Thursday, December 31, 2009

Still more reviews are in

Adam Radwanski:
(T)o the extent that it helps set the narrative, it reinforces that old impression of a bullying prime minister vastly more concerned with advancing his own partisan interests than in providing good government. A prime minister, in other words, who lacks gravitas, and doesn't look that prime ministerial after all.
...
(T)he controversy created by proroguing won't necessarily be much smaller than the one that proroguing is meant to escape. Nor is there any guarantee, for that matter, that suspending Parliament will actually work in the latter regard; on the contrary, it could give some people the impression that the Conservatives have a big problem they need to run away from.

Again, this isn't the sort of thing that's going to make or break the government. But it does fit into a rather familiar pattern.

For all the talk of strategic or tactical genius, this is the same party that spent most of the last campaign taking the heat off Stephane Dion with a series of totally avoidable gaffes, and wound up with only a minority government in the easiest election it will ever face. The same party that, almost immediately after that election, nearly brought itself down by totally overplaying its hand. I could go on.

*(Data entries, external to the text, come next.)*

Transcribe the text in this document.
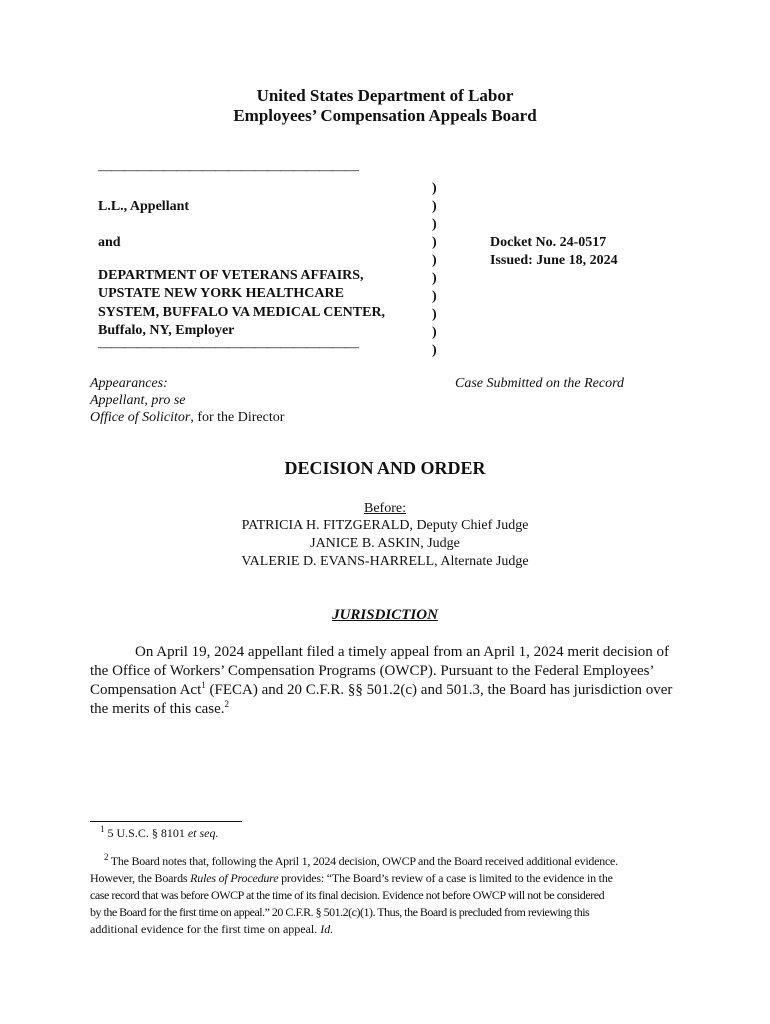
United States Department of Labor
Employees’ Compensation Appeals Board
————————————————————
L.L., Appellant
and
DEPARTMENT OF VETERANS AFFAIRS,
UPSTATE NEW YORK HEALTHCARE
SYSTEM, BUFFALO VA MEDICAL CENTER,
Buffalo, NY, Employer
————————————————————
)
)
)
)
)
)
)
)
)
)
Docket No. 24-0517
Issued: June 18, 2024
Appearances:
Appellant, pro se
Office of Solicitor, for the Director
Case Submitted on the Record
DECISION AND ORDER
Before:
PATRICIA H. FITZGERALD, Deputy Chief Judge
JANICE B. ASKIN, Judge
VALERIE D. EVANS-HARRELL, Alternate Judge
JURISDICTION
On April 19, 2024 appellant filed a timely appeal from an April 1, 2024 merit decision of
the Office of Workers’ Compensation Programs (OWCP). Pursuant to the Federal Employees’
Compensation Act$^1$ (FECA) and 20 C.F.R. §§ 501.2(c) and 501.3, the Board has jurisdiction over
the merits of this case.$^2$
$^1$ 5 U.S.C. § 8101 et seq.
$^2$ The Board notes that, following the April 1, 2024 decision, OWCP and the Board received additional evidence.
However, the Boards Rules of Procedure provides: “The Board’s review of a case is limited to the evidence in the
case record that was before OWCP at the time of its final decision. Evidence not before OWCP will not be considered
by the Board for the first time on appeal.” 20 C.F.R. § 501.2(c)(1). Thus, the Board is precluded from reviewing this
additional evidence for the first time on appeal. Id.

In the past few years, the Conservatives have committed enough unforced errors to rival the Leafs' defencemen. Proroguing Parliament may prove to be another one.
Of course, if Radwanski is right, it's because the prorogation does fit with a message that fits with Harper's existing negatives. So it'll be the task of those who recognize the danger of Harper's efforts to avoid accountability to make that message stick (while keeping the torture cover-up and other issues alive to be revived when Parliament resumes).